Charlene Li, analista da Forrester Research, em Foster City, na Califórnia, diz que para que os anunciantes procurem concentrar-se em um grupo de pessoas influentes, uma publicação elitista faz sentido. “Eu comparo a publicidade no aSmallWorld àquela feita na revista da Escola de Negócios da Universidade Harvard”, diz ela. “Para os anunciantes de produtos de luxo, as opções online são bastante limitadas”.

Os céticos não sabem ao certo quem está recebendo a mensagem. “Para os consumidores realmente ricos, o tempo é o maior luxo que existe”, afirma Pam Danziger, da Unity Marketing, que faz pesquisas com marcas de luxo. “Essas pessoa não perderão tempo batendo papo em uma rede social na Internet”.

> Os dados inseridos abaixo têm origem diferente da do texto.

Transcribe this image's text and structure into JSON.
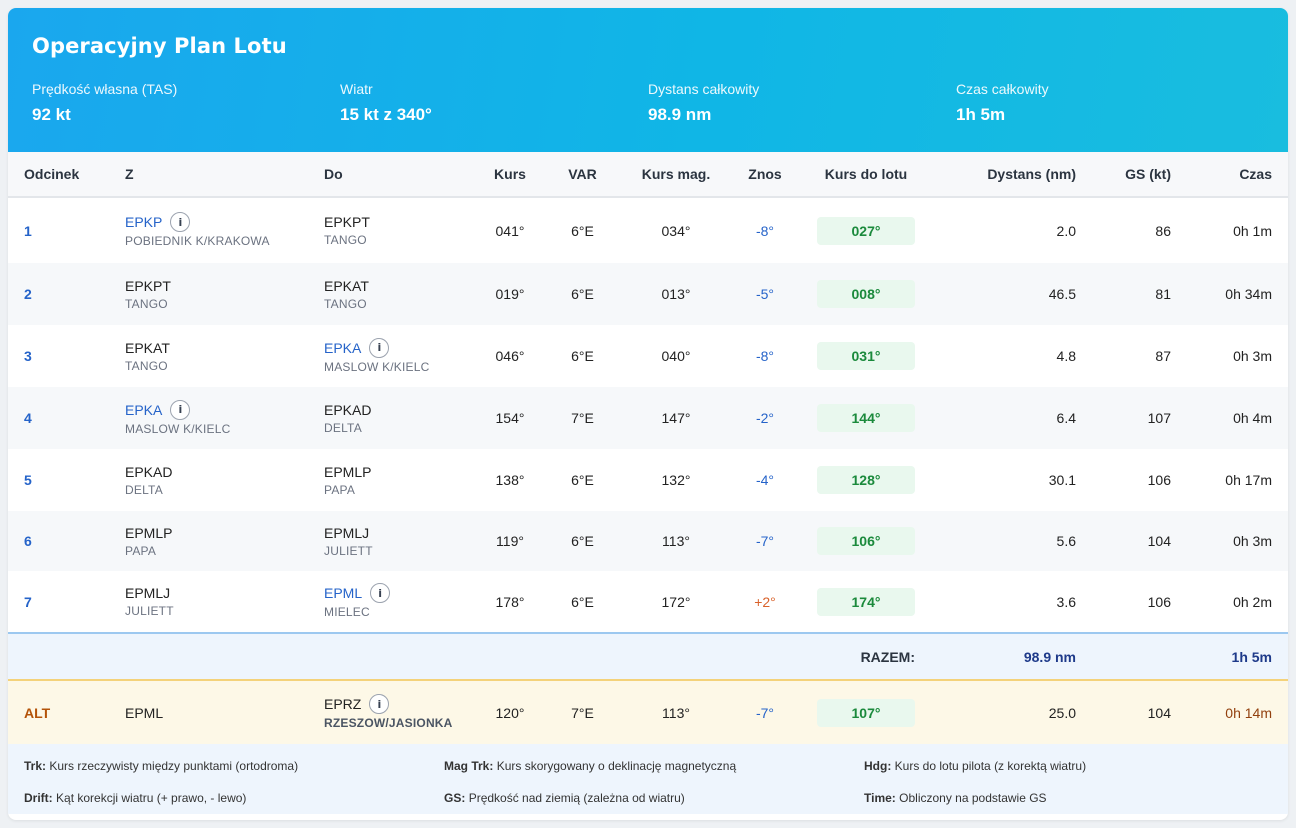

E aqueles que acessam o site geralmente o usam para se auto-promover, fazendo propagandas de produtos que denotam um gosto pretensioso. Uma jornalista de Viena anunciou que o seu champanhe favorito é o Henri Giraud: “Aprecio particularmente o 95 Grand Cru”, escreveu ela no Forum. Um outro membro recomendou o Eclipse, um bar na Walton Street, em Londres, para os seus martinis com melão, um modelo de bebida refinada. Em resposta a uma mensagem de uma jovem que procurava um cabeleireiro em Cingapura, um executivo da Procter & Gamble respondeu com uma paquera descarada: “Tenho duas garrafas de Nice n’Eassy no armário. Eu corto o seu cabelo de graça”.

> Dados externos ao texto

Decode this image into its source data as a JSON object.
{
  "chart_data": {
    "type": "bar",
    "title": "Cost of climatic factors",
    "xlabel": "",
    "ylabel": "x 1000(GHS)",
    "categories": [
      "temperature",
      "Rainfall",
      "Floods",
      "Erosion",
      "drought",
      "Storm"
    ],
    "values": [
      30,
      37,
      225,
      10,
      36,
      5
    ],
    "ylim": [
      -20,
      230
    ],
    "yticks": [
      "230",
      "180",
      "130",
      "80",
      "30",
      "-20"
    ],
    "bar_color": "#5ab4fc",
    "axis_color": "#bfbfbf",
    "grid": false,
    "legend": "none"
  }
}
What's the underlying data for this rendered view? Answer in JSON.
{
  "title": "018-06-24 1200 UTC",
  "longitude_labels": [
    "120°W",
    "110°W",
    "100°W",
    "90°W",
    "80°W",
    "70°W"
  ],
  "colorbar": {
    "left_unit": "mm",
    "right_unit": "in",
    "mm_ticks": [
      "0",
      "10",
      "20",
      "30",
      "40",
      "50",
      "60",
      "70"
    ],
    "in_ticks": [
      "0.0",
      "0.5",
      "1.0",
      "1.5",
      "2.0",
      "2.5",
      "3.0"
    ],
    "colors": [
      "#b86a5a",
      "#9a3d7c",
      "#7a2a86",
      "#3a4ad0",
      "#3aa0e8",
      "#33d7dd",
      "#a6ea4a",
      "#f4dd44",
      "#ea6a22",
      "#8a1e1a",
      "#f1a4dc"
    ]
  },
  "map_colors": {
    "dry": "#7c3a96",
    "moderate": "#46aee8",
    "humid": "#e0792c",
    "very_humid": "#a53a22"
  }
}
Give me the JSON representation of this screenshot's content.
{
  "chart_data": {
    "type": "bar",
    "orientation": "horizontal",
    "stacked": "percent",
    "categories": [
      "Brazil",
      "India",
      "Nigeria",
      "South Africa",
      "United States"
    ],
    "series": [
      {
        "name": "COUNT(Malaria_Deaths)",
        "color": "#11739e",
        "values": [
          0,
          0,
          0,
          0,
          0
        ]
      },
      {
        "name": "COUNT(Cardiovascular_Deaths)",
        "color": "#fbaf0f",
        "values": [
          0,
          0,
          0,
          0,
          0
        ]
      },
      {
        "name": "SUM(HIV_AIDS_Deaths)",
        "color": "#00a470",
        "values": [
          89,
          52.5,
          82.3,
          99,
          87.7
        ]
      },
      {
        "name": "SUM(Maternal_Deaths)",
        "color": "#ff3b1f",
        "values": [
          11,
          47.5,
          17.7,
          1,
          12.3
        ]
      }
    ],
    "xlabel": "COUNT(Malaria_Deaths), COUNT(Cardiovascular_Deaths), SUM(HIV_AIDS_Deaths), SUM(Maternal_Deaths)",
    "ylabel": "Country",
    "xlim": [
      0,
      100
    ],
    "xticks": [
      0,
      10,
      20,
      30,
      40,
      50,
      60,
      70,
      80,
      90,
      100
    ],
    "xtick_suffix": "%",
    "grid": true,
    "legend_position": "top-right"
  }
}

A companhia não revela a renda nem o patrimônio dos seus membros, de forma que é difícil avaliar o poder aquisitivo real de cada um. Aspirantes a astros de Hollywood, modelos de moda, financistas e a pequena realeza européia foram aceitas no site dentro do seu laço de veludo virtual. Mas entre os usuários também existem publicitários e promotores de festas que utilizam o site como banco pessoal de dados. Em tese, eles estão a apenas alguns cliques de Weinstein, ou de nomes famosos como Naomi Campbell, Quentin Tarantino e Frederic Fekkai (sicofantas, cuidado: os membros que tentarem usar o site para ascender socialmente poderão ver-se exilados na Sibéria gelada de um Big World, um site irmão menos exclusivo do que o aSmallWorld).

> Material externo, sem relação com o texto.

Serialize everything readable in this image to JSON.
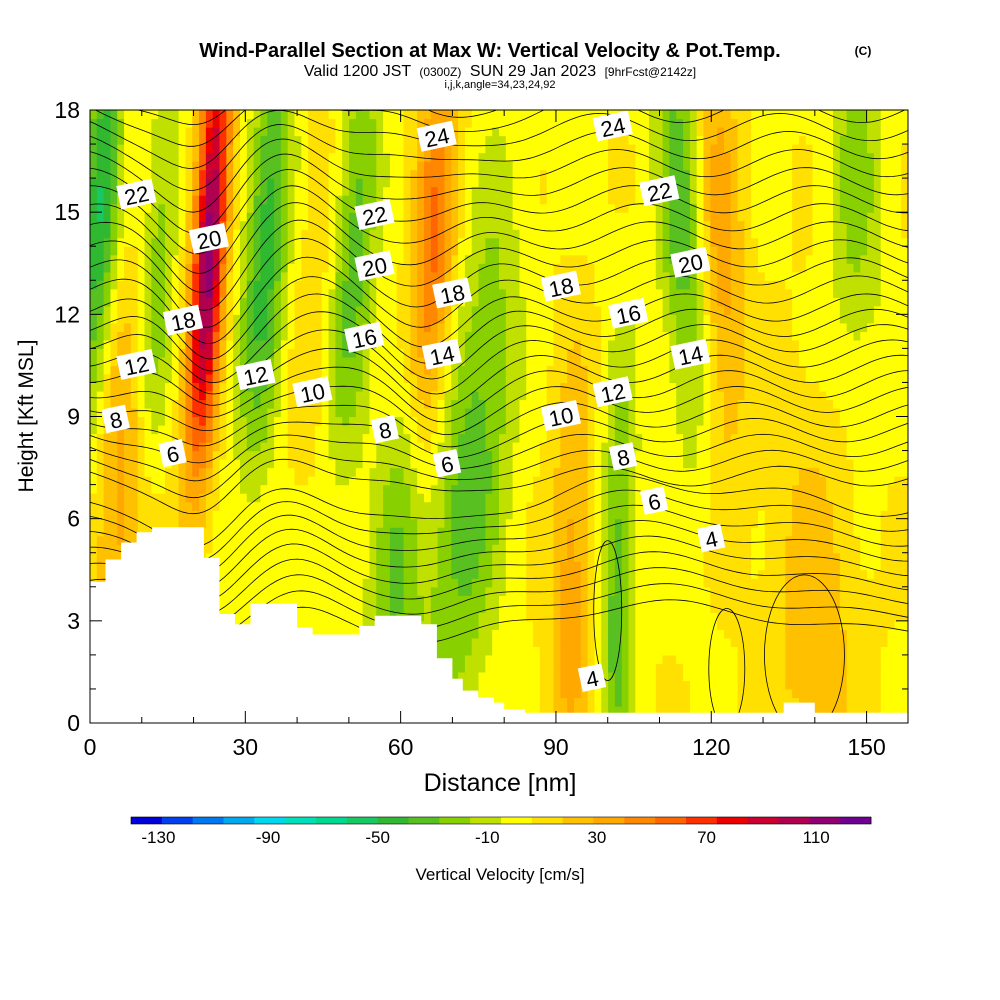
{
  "chart_data": {
    "type": "heatmap",
    "title": "Wind-Parallel Section at Max W: Vertical Velocity & Pot.Temp.",
    "title_mark": "(C)",
    "subtitle_parts": {
      "valid": "Valid 1200 JST",
      "utc": "(0300Z)",
      "date": "SUN 29 Jan 2023",
      "fcst": "[9hrFcst@2142z]"
    },
    "subtitle2": "i,j,k,angle=34,23,24,92",
    "xlabel": "Distance [nm]",
    "ylabel": "Height [Kft MSL]",
    "xlim": [
      0,
      158
    ],
    "ylim": [
      0,
      18
    ],
    "xticks": [
      0,
      30,
      60,
      90,
      120,
      150
    ],
    "yticks": [
      0,
      3,
      6,
      9,
      12,
      15,
      18
    ],
    "colorbar": {
      "label": "Vertical Velocity [cm/s]",
      "tick_labels": [
        "-130",
        "-90",
        "-50",
        "-10",
        "30",
        "70",
        "110"
      ],
      "tick_values": [
        -130,
        -90,
        -50,
        -10,
        30,
        70,
        110
      ],
      "range": [
        -140,
        130
      ],
      "colors": [
        "#0000d8",
        "#0040ee",
        "#0078f0",
        "#00a8ee",
        "#00d8f0",
        "#00e0b8",
        "#00d890",
        "#18c860",
        "#30b830",
        "#58c020",
        "#88d000",
        "#c0e000",
        "#ffff00",
        "#ffe000",
        "#ffc000",
        "#ffa800",
        "#ff8800",
        "#ff6600",
        "#ff3000",
        "#ee0000",
        "#cc0030",
        "#b00050",
        "#900070",
        "#700090"
      ]
    },
    "theta_contour_labels": [
      {
        "x": 5,
        "y": 8.9,
        "text": "8"
      },
      {
        "x": 16,
        "y": 7.9,
        "text": "6"
      },
      {
        "x": 9,
        "y": 10.5,
        "text": "12"
      },
      {
        "x": 18,
        "y": 11.8,
        "text": "18"
      },
      {
        "x": 9,
        "y": 15.5,
        "text": "22"
      },
      {
        "x": 23,
        "y": 14.2,
        "text": "20"
      },
      {
        "x": 32,
        "y": 10.2,
        "text": "12"
      },
      {
        "x": 43,
        "y": 9.7,
        "text": "10"
      },
      {
        "x": 57,
        "y": 8.6,
        "text": "8"
      },
      {
        "x": 53,
        "y": 11.3,
        "text": "16"
      },
      {
        "x": 55,
        "y": 13.4,
        "text": "20"
      },
      {
        "x": 55,
        "y": 14.9,
        "text": "22"
      },
      {
        "x": 69,
        "y": 7.6,
        "text": "6"
      },
      {
        "x": 68,
        "y": 10.8,
        "text": "14"
      },
      {
        "x": 70,
        "y": 12.6,
        "text": "18"
      },
      {
        "x": 67,
        "y": 17.2,
        "text": "24"
      },
      {
        "x": 91,
        "y": 9.0,
        "text": "10"
      },
      {
        "x": 91,
        "y": 12.8,
        "text": "18"
      },
      {
        "x": 97,
        "y": 1.3,
        "text": "4"
      },
      {
        "x": 101,
        "y": 17.5,
        "text": "24"
      },
      {
        "x": 103,
        "y": 7.8,
        "text": "8"
      },
      {
        "x": 101,
        "y": 9.7,
        "text": "12"
      },
      {
        "x": 104,
        "y": 12.0,
        "text": "16"
      },
      {
        "x": 110,
        "y": 15.6,
        "text": "22"
      },
      {
        "x": 109,
        "y": 6.5,
        "text": "6"
      },
      {
        "x": 116,
        "y": 13.5,
        "text": "20"
      },
      {
        "x": 116,
        "y": 10.8,
        "text": "14"
      },
      {
        "x": 120,
        "y": 5.4,
        "text": "4"
      }
    ],
    "terrain": {
      "x": [
        0,
        3,
        3,
        6,
        6,
        9,
        9,
        12,
        12,
        17,
        17,
        22,
        22,
        25,
        25,
        28,
        28,
        31,
        31,
        37,
        37,
        40,
        40,
        43,
        43,
        46,
        46,
        52,
        52,
        55,
        55,
        58,
        58,
        64,
        64,
        67,
        67,
        70,
        70,
        72,
        72,
        75,
        75,
        78,
        78,
        80,
        80,
        84,
        84,
        88,
        88,
        134,
        134,
        140,
        140,
        158
      ],
      "y": [
        4.15,
        4.15,
        4.8,
        4.8,
        5.3,
        5.3,
        5.6,
        5.6,
        5.75,
        5.75,
        5.75,
        5.75,
        4.85,
        4.85,
        3.2,
        3.2,
        2.9,
        2.9,
        3.5,
        3.5,
        3.5,
        3.5,
        2.8,
        2.8,
        2.6,
        2.6,
        2.6,
        2.6,
        2.85,
        2.85,
        3.15,
        3.15,
        3.15,
        3.15,
        2.9,
        2.9,
        1.9,
        1.9,
        1.3,
        1.3,
        0.95,
        0.95,
        0.75,
        0.75,
        0.6,
        0.6,
        0.4,
        0.4,
        0.3,
        0.3,
        0.3,
        0.3,
        0.6,
        0.6,
        0.3,
        0.3
      ]
    },
    "w_features": [
      {
        "x": 23,
        "z": 14,
        "w": 110,
        "sx": 2.2,
        "tilt": 0.35
      },
      {
        "x": 2,
        "z": 15,
        "w": -55,
        "sx": 2.5,
        "tilt": 0.3
      },
      {
        "x": 13,
        "z": 13,
        "w": -30,
        "sx": 2.5,
        "tilt": 0.35
      },
      {
        "x": 34,
        "z": 14,
        "w": -50,
        "sx": 3.0,
        "tilt": 0.35
      },
      {
        "x": 44,
        "z": 13,
        "w": 10,
        "sx": 3.5,
        "tilt": 0.35
      },
      {
        "x": 51,
        "z": 14,
        "w": -40,
        "sx": 3.0,
        "tilt": 0.35
      },
      {
        "x": 66,
        "z": 13,
        "w": 55,
        "sx": 3.0,
        "tilt": 0.3
      },
      {
        "x": 78,
        "z": 12,
        "w": -15,
        "sx": 4.0,
        "tilt": 0.3
      },
      {
        "x": 60,
        "z": 5,
        "w": -35,
        "sx": 4.0,
        "tilt": 0.5
      },
      {
        "x": 72,
        "z": 6,
        "w": -35,
        "sx": 5.0,
        "tilt": 0.45
      },
      {
        "x": 93,
        "z": 4,
        "w": 30,
        "sx": 3.0,
        "tilt": 0.1
      },
      {
        "x": 102,
        "z": 4,
        "w": -40,
        "sx": 2.5,
        "tilt": 0.1
      },
      {
        "x": 114,
        "z": 15,
        "w": -40,
        "sx": 3.0,
        "tilt": -0.3
      },
      {
        "x": 122,
        "z": 14,
        "w": 30,
        "sx": 3.0,
        "tilt": -0.2
      },
      {
        "x": 148,
        "z": 16,
        "w": -25,
        "sx": 4.0,
        "tilt": 0.0
      },
      {
        "x": 140,
        "z": 3,
        "w": 20,
        "sx": 6.0,
        "tilt": 0.0
      },
      {
        "x": 6,
        "z": 6.5,
        "w": 30,
        "sx": 4.0,
        "tilt": 0.2
      }
    ]
  }
}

A rede atraiu suficiente atenção para motivar a criação de cópias. Milton Pedraza, do Luxury Institute, um grupo de pesquisa de Nova York, pretende lançar o Luxury Ratings.com no início do ano que vem como uma comunidade online sem propagandas. Os membros pagarão uma assinatura anual de US$ 250. Ele afirma que cada um dos membros terá um patrimônio de milhões ou dezenas de milhões de dólares. “Eles não são apenas flexíveis. São praticamente imunes a uma queda no mercado de ações ou de imóveis”, diz Pedraza.

Os membros fiéis do Small World parecem estar contentes. Laura Rubin, consultora de marcas e publicitária de moda em Nova York, usa a sua rede pessoal de cerca de 170 membros para construir o seu próprio negócio. “É como um Rolodex”, diz Rubin. No mês passado ela pesquisou o grupo em busca de convidados para um desfile de moda na cobertura envidraçada do Hotel on Rivington, na região de Lower East Side de Manhattan.

Etienne Deyans, promotor de eventos do Zaire, vasculha a sua rede de contatos para organizar festas de gala semanais com temas internacionais no porão semelhante a uma caverna do Amalia, um restaurante no centro de Manhattan. “Essa é uma forma civilizada de conhecer pessoas”, afirma Deyans. “Aqui, digo a mim mesmo, não haverá grosseria na porta”.

* Kibum Kim contribuiu para esta matéria.